Further worsening the situation, disabled children are often stigmatized.
Some families hide the children, fearing they won't be able to marry off their able-bodied children if the community knows of their less-abled siblings. And they are seen as burdens in the impoverished territory.
Some 183,600 Gaza residents - or 10.8% of the 1.7 million Gazans - suffer some kind of disability that affects their mental health, eyesight, hearing or mobility. Some 40,800 people suffer severe disability, the Palestinian bureau of statistics reported in 2011.
According to the bureau, two thirds of young disabled Gazans are illiterate and some 40% were never sent to school, suggesting either their parents kept them home or did not have the means to educate them - a likely scenario in the territory, where about two-thirds of the population live under the poverty line. Over 90% of the disabled are unemployed, the bureau said.
Yet attitudes have been changing in Gaza.
Activist Eid Shaboura said Mohammed's case is "extreme."

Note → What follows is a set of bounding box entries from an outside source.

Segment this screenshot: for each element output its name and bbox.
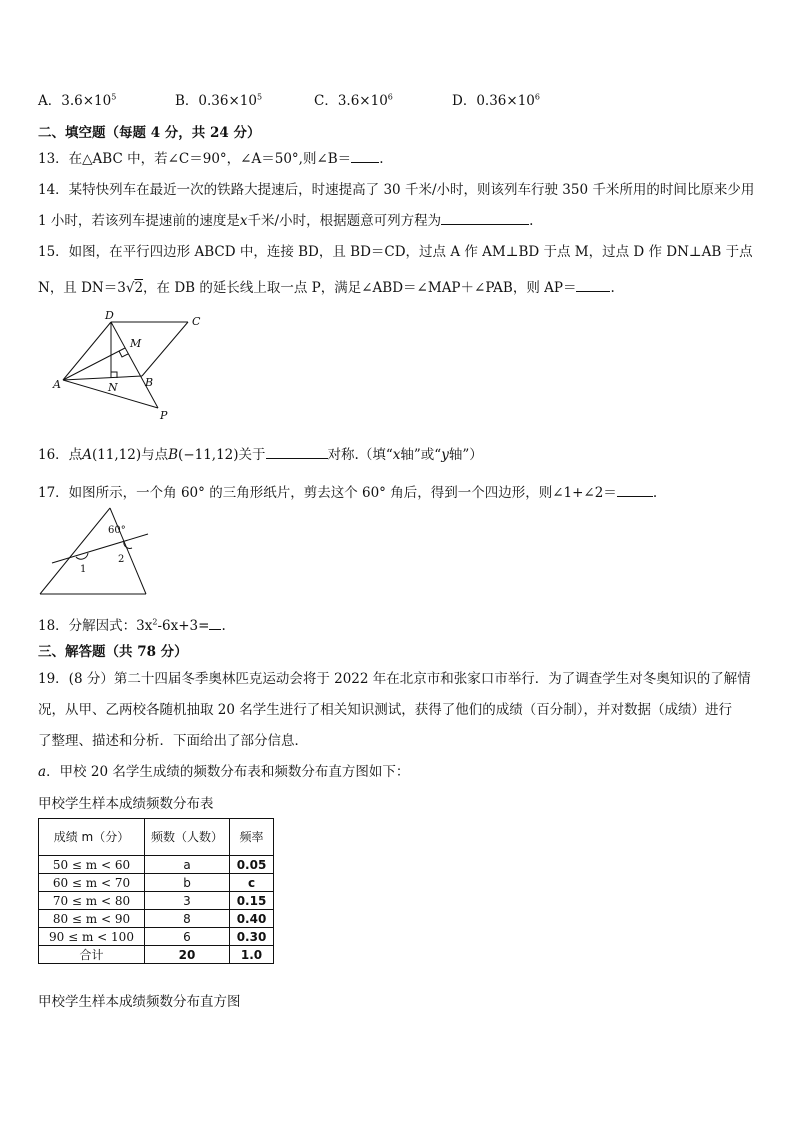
angle-label-60: 60°: [108, 525, 126, 536]
question-13: 13．在△ABC 中，若∠C＝90°，∠A＝50°,则∠B＝ .: [38, 147, 383, 167]
section-3-heading: 三、解答题（共 78 分）: [38, 644, 188, 660]
answer-blank: [209, 614, 221, 630]
option-d: D．$0.36\times 10^6$: [452, 92, 540, 109]
table-cell: 0.30: [230, 928, 274, 946]
frequency-table: [38, 818, 274, 964]
question-15-line-1: 15．如图，在平行四边形 ABCD 中，连接 BD，且 BD＝CD，过点 A 作 AM⊥BD 于点 M，过点 D 作 DN⊥AB 于点: [38, 244, 753, 260]
question-19-line-3: 了整理、描述和分析．下面给出了部分信息．: [38, 733, 308, 749]
table-total-row: [39, 946, 274, 964]
option-b: B．$0.36\times 10^5$: [175, 92, 263, 109]
question-19-part-a: a．甲校 20 名学生成绩的频数分布表和频数分布直方图如下：: [38, 764, 410, 780]
question-15-line-2: N，且 DN＝3√2，在 DB 的延长线上取一点 P，满足∠ABD＝∠MAP＋∠PAB，则 AP＝ .: [38, 276, 615, 296]
table-cell: 8: [145, 910, 230, 928]
table-cell: 0.40: [230, 910, 274, 928]
table-row: [39, 928, 274, 946]
answer-blank: [441, 209, 529, 225]
question-14-line-2: 1 小时，若该列车提速前的速度是x千米/小时，根据题意可列方程为 .: [38, 209, 533, 229]
answer-blank: [351, 147, 379, 163]
table-header-row: [39, 819, 274, 856]
table-cell: 合计: [39, 946, 145, 964]
table-cell: b: [145, 874, 230, 892]
angle-label-1: 1: [80, 564, 87, 575]
question-14-line-1: 14．某特快列车在最近一次的铁路大提速后，时速提高了 30 千米/小时，则该列车行驶 350 千米所用的时间比原来少用: [38, 182, 755, 198]
table-cell: 0.15: [230, 892, 274, 910]
table-row: [39, 892, 274, 910]
table-cell: 90 ≤ m < 100: [39, 928, 145, 946]
table-cell: 6: [145, 928, 230, 946]
table-cell: a: [145, 856, 230, 874]
table-title: 甲校学生样本成绩频数分布表: [38, 796, 214, 812]
figure-15-parallelogram: [50, 308, 210, 424]
option-a: A．$3.6\times 10^5$: [38, 92, 117, 109]
table-cell: 0.05: [230, 856, 274, 874]
angle-label-2: 2: [118, 554, 125, 565]
table-row: [39, 910, 274, 928]
table-header-cell: 频数（人数）: [145, 819, 230, 856]
table-cell: 1.0: [230, 946, 274, 964]
question-19-line-1: 19．(8 分）第二十四届冬季奥林匹克运动会将于 2022 年在北京市和张家口市举行．为了调查学生对冬奥知识的了解情: [38, 671, 751, 687]
point-label-m: M: [130, 337, 142, 350]
sqrt-symbol: √: [125, 280, 135, 296]
point-label-a: A: [53, 378, 61, 391]
histogram-title: 甲校学生样本成绩频数分布直方图: [38, 994, 241, 1010]
option-c: C．$3.6\times 10^6$: [314, 92, 393, 109]
question-16: 16．点A(11,12)与点B(−11,12)关于 对称.（填“x轴”或“y轴”）: [38, 443, 483, 463]
section-2-heading: 二、填空题（每题 4 分，共 24 分）: [38, 125, 261, 141]
table-row: [39, 856, 274, 874]
question-18: 18．分解因式：$3x^2-6x+3=$ .: [38, 614, 226, 634]
table-cell: 50 ≤ m < 60: [39, 856, 145, 874]
answer-blank: [617, 481, 653, 497]
table-header-cell: 频率: [230, 819, 274, 856]
table-cell: 20: [145, 946, 230, 964]
point-label-p: P: [160, 409, 168, 422]
answer-blank: [576, 276, 610, 292]
table-cell: 3: [145, 892, 230, 910]
point-label-c: C: [192, 315, 201, 328]
point-label-n: N: [108, 381, 118, 394]
question-19-line-2: 况，从甲、乙两校各随机抽取 20 名学生进行了相关知识测试，获得了他们的成绩（百分制），并对数据（成绩）进行: [38, 702, 733, 718]
table-cell: 70 ≤ m < 80: [39, 892, 145, 910]
point-label-d: D: [105, 309, 114, 322]
table-cell: 60 ≤ m < 70: [39, 874, 145, 892]
table-row: [39, 874, 274, 892]
answer-blank: [266, 443, 328, 459]
figure-17-triangle: [36, 504, 156, 598]
question-17: 17．如图所示，一个角 60° 的三角形纸片，剪去这个 60° 角后，得到一个四边形，则∠1+∠2＝ .: [38, 481, 657, 501]
point-label-b: B: [145, 376, 154, 389]
table-cell: 80 ≤ m < 90: [39, 910, 145, 928]
table-header-cell: 成绩 m（分）: [39, 819, 145, 856]
table-cell: c: [230, 874, 274, 892]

"There's been a lot of progress. It's changing now, but of course, not to the level we want."
There are greater efforts, by about 10 aid groups in Gaza, to increase opportunities for the disabled. Hearing-impaired Palestinians make boutique products in a Gaza center, "Atfaluna," Arabic for "Our Children." This year they opened a restaurant run by the hearing-impaired, further raising their visibility.

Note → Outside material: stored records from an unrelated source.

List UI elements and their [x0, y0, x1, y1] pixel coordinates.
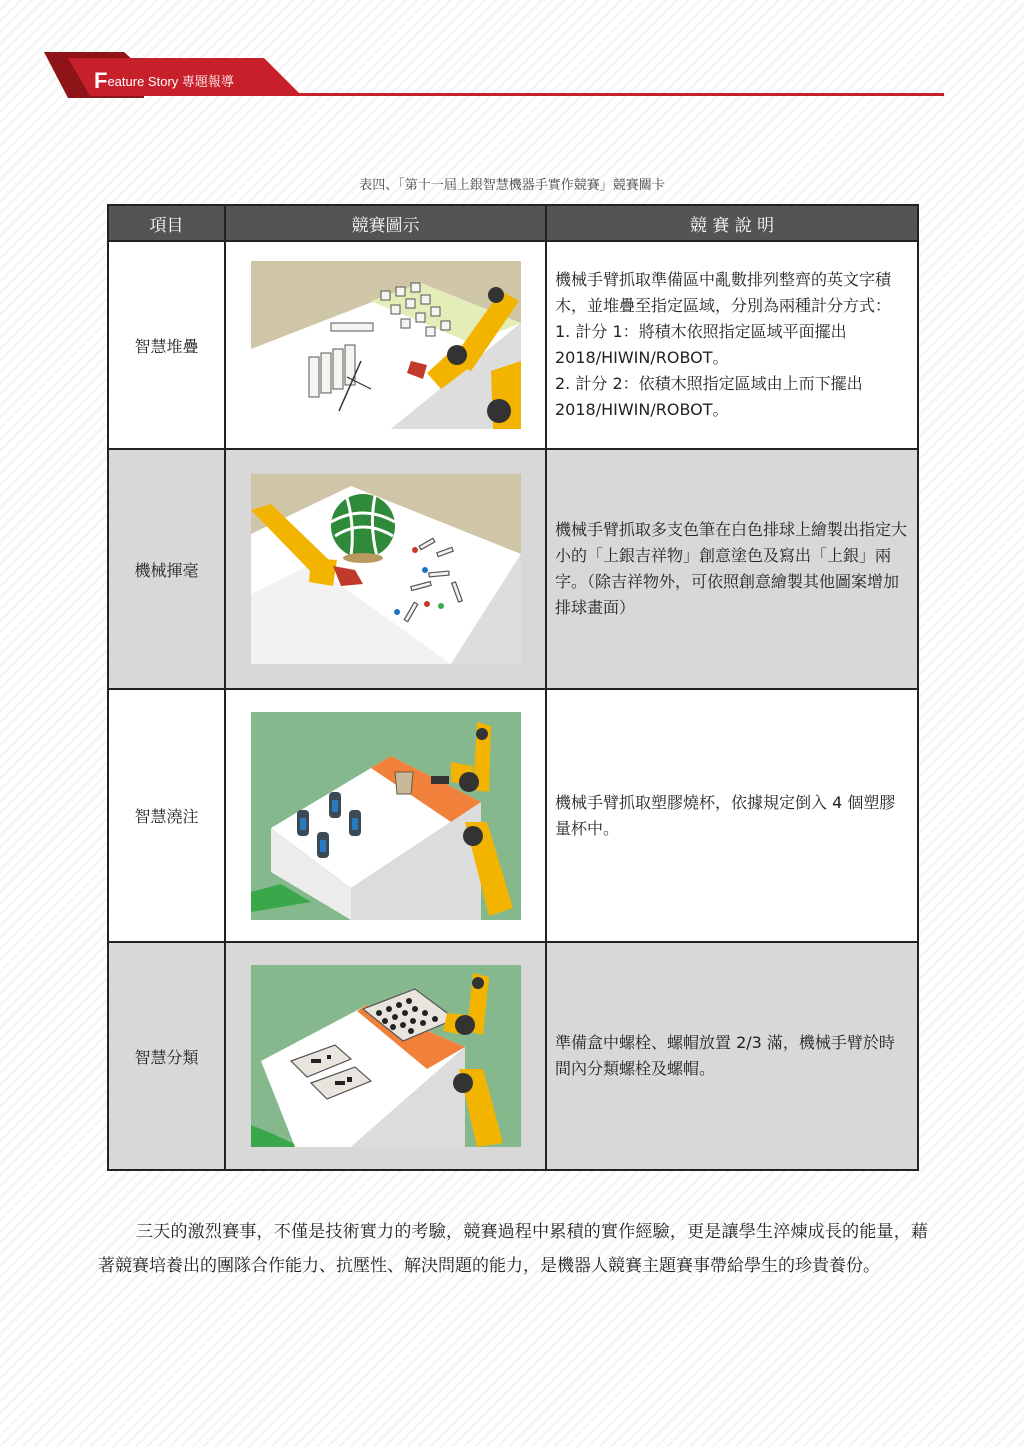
header-item: 項目 [108, 205, 225, 241]
pouring-task-image [251, 712, 521, 920]
table-caption: 表四、「第十一屆上銀智慧機器手實作競賽」競賽關卡 [359, 178, 665, 193]
table-row [108, 449, 918, 689]
row-name: 智慧堆疊 [108, 241, 225, 449]
row-description [546, 689, 918, 942]
row-figure [225, 241, 546, 449]
table-row [108, 241, 918, 449]
header-figure: 競賽圖示 [225, 205, 546, 241]
competition-table [107, 204, 919, 1171]
row-name: 機械揮毫 [108, 449, 225, 689]
header-first-letter: F [94, 68, 108, 93]
row-description [546, 449, 918, 689]
desc-line: 準備盒中螺栓、螺帽放置 2/3 滿，機械手臂於時間內分類螺栓及螺帽。 [555, 1033, 895, 1078]
body-paragraph: 三天的激烈賽事，不僅是技術實力的考驗，競賽過程中累積的實作經驗，更是讓學生淬煉成長的能量，藉著競賽培養出的團隊合作能力、抗壓性、解決問題的能力，是機器人競賽主題賽事帶給學生的珍貴養份。 [98, 1222, 928, 1276]
row-figure [225, 942, 546, 1170]
row-name: 智慧澆注 [108, 689, 225, 942]
stacking-task-image [251, 261, 521, 429]
desc-line: 2. 計分 2：依積木照指定區域由上而下擺出 2018/HIWIN/ROBOT。 [555, 374, 863, 419]
row-description [546, 942, 918, 1170]
row-description [546, 241, 918, 449]
table-row [108, 942, 918, 1170]
header-chinese: 專題報導 [181, 74, 234, 89]
painting-task-image [251, 474, 521, 664]
row-name: 智慧分類 [108, 942, 225, 1170]
header-english: eature Story [107, 74, 179, 89]
page-header [0, 0, 1024, 110]
desc-line: 機械手臂抓取塑膠燒杯，依據規定倒入 4 個塑膠量杯中。 [555, 792, 896, 838]
table-row [108, 689, 918, 942]
header-description: 競 賽 說 明 [546, 205, 918, 241]
desc-line: 1. 計分 1：將積木依照指定區域平面擺出 2018/HIWIN/ROBOT。 [555, 322, 847, 367]
sorting-task-image [251, 965, 521, 1147]
row-figure [225, 449, 546, 689]
header-title [94, 68, 234, 94]
table-header-row [108, 205, 918, 241]
row-figure [225, 689, 546, 942]
header-rule [230, 93, 944, 96]
desc-line: 機械手臂抓取準備區中亂數排列整齊的英文字積木，並堆疊至指定區域，分別為兩種計分方式： [555, 270, 892, 315]
desc-line: 機械手臂抓取多支色筆在白色排球上繪製出指定大小的「上銀吉祥物」創意塗色及寫出「上銀」兩字。（除吉祥物外，可依照創意繪製其他圖案增加排球畫面） [555, 520, 908, 617]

rulers have also pushed the issue in recent years. Their matchmakers have helped marry off sight-impaired single men with brides and cover wedding costs. Wheelchair-bound Palestinian fighters wounded in battle are honored in military parades.

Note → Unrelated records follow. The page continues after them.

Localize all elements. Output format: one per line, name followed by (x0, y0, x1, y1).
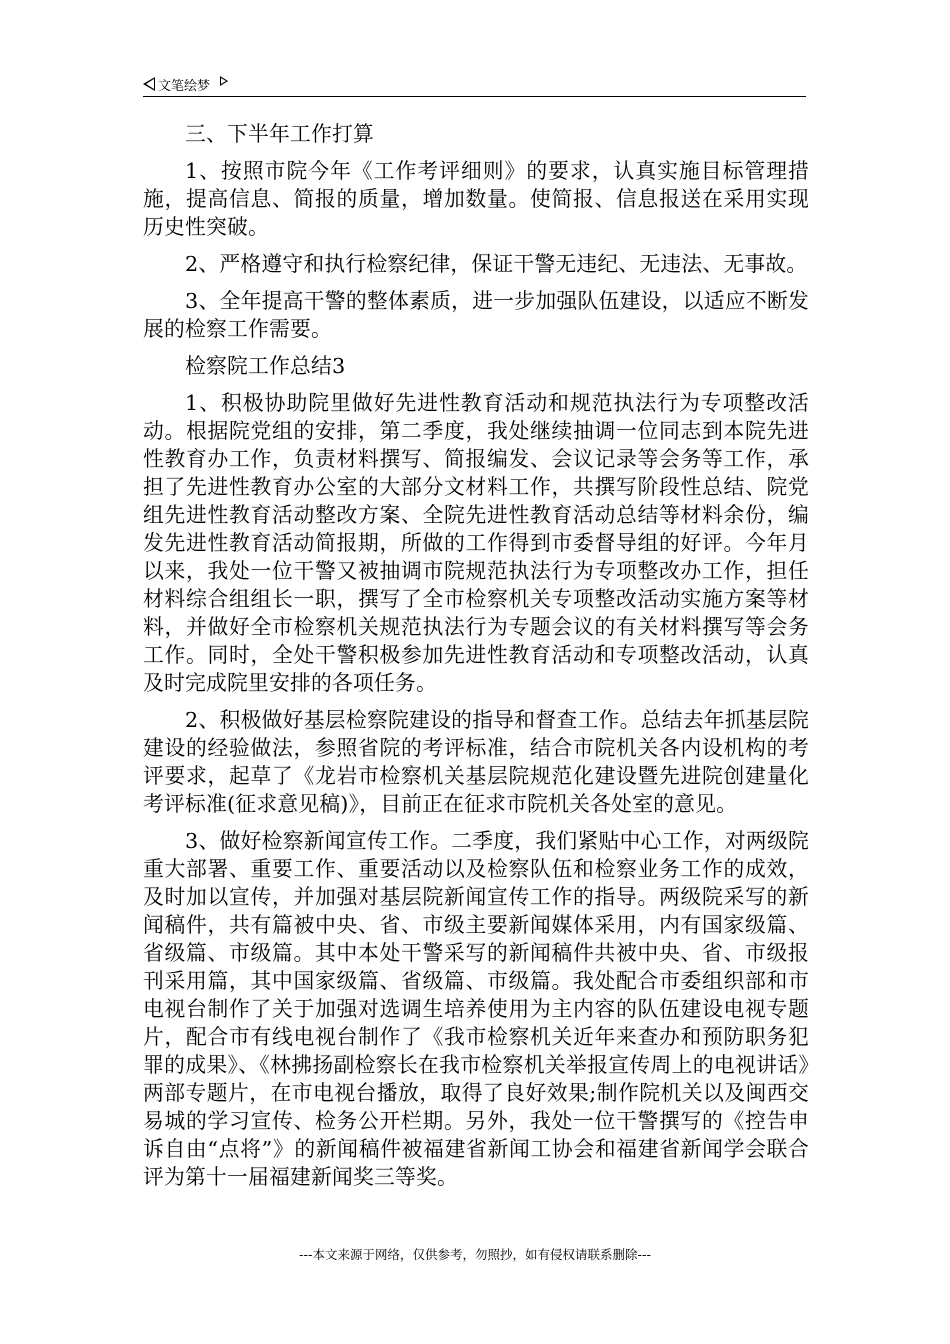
document-body (143, 120, 809, 1191)
header-brand (143, 75, 228, 94)
triangle-left-icon (143, 77, 155, 91)
paragraph-1: 1、按照市院今年《工作考评细则》的要求，认真实施目标管理措施，提高信息、简报的质量，增加数量。使简报、信息报送在采用实现历史性突破。 (143, 159, 809, 239)
paragraph-5: 2、积极做好基层检察院建设的指导和督查工作。总结去年抓基层院建设的经验做法，参照省院的考评标准，结合市院机关各内设机构的考评要求，起草了《龙岩市检察机关基层院规范化建设暨先进院创建量化考评标准(征求意见稿)》，目前正在征求市院机关各处室的意见。 (143, 708, 809, 816)
section-heading: 三、下半年工作打算 (185, 122, 374, 146)
header-brand-text: 文笔绘梦 (158, 78, 211, 94)
document-title: 检察院工作总结3 (185, 354, 346, 378)
triangle-right-icon (220, 76, 228, 86)
paragraph-2: 2、严格遵守和执行检察纪律，保证干警无违纪、无违法、无事故。 (185, 252, 808, 276)
page-footer: ---本文来源于网络，仅供参考，勿照抄，如有侵权请联系删除--- (298, 1247, 652, 1262)
paragraph-3: 3、全年提高干警的整体素质，进一步加强队伍建设，以适应不断发展的检察工作需要。 (143, 289, 809, 341)
paragraph-6: 3、做好检察新闻宣传工作。二季度，我们紧贴中心工作，对两级院重大部署、重要工作、重要活动以及检察队伍和检察业务工作的成效，及时加以宣传，并加强对基层院新闻宣传工作的指导。两级院采写的新闻稿件，共有篇被中央、省、市级主要新闻媒体采用，内有国家级篇、省级篇、市级篇。其中本处干警采写的新闻稿件共被中央、省、市级报刊采用篇，其中国家级篇、省级篇、市级篇。我处配合市委组织部和市电视台制作了关于加强对选调生培养使用为主内容的队伍建设电视专题片，配合市有线电视台制作了《我市检察机关近年来查办和预防职务犯罪的成果》、《林拂扬副检察长在我市检察机关举报宣传周上的电视讲话》两部专题片，在市电视台播放，取得了良好效果;制作院机关以及闽西交易城的学习宣传、检务公开栏期。另外，我处一位干警撰写的《控告申诉自由“点将”》的新闻稿件被福建省新闻工协会和福建省新闻学会联合评为第十一届福建新闻奖三等奖。 (143, 829, 809, 1189)
page-header (143, 72, 806, 97)
paragraph-4: 1、积极协助院里做好先进性教育活动和规范执法行为专项整改活动。根据院党组的安排，第二季度，我处继续抽调一位同志到本院先进性教育办工作，负责材料撰写、简报编发、会议记录等会务等工作，承担了先进性教育办公室的大部分文材料工作，共撰写阶段性总结、院党组先进性教育活动整改方案、全院先进性教育活动总结等材料余份，编发先进性教育活动简报期，所做的工作得到市委督导组的好评。今年月以来，我处一位干警又被抽调市院规范执法行为专项整改办工作，担任材料综合组组长一职，撰写了全市检察机关专项整改活动实施方案等材料，并做好全市检察机关规范执法行为专题会议的有关材料撰写等会务工作。同时，全处干警积极参加先进性教育活动和专项整改活动，认真及时完成院里安排的各项任务。 (143, 391, 809, 695)
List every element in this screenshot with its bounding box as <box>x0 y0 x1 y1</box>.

The hospital that is Mohammed's home is a rare meeting ground for Israelis and Palestinians. With Gaza's medical system often overwhelmed, patients often receive permits to receive treatment in Israel.
A generation ago, thousands of Palestinians, including Mohammed's grandfather, worked in Israel. But Israel began restricting Palestinian movement over years of flaring violence, particularly since the terrorist group Hamas seized power of the coastal territory in 2007.
On a recent day at the children's hospital, patients and medics chatted in Hebrew and Arabic. Women in Muslim headscarves strolled in a corridor. An Orthodox Jewish woman affectionately patted Mohammed on his head. She nodded kindly at al-Farra.
Doctors' fundraising has covered Mohammed's years of treatment, Somech said. One donor provided $28,000 for Mohammed's prosthetics.
The Palestinian Authority in the West Bank
is supposed to fund transfers to Israeli hospitals. But it stopped covering Mohammed's bills six months after he arrived, Somech said. Palestinian health official Fathi al-Hajj said there was no record of the case.
There has been a growing number of cases where the Palestinian Authority stopped paying for patients because of its budgetary problems, Mor Efrat of rights group Physicians for Human Rights said.
Al-Farra said he stepped in to care for Mohammed to save his daughter's marriage. He sleeps beside Mohammed and ensures he's clean and fed.
"Taking care of this child is a good deed," he said.
But after years of caring for Mohammed, his grandfather said he wants to go home. He wished he could find a foster home or caregiver for Mohammed.
"He needs many things in his life," al-Farra said, absentmindedly massaging Mohammed's arm stump as the toddler rested on his lap. "He needs a home."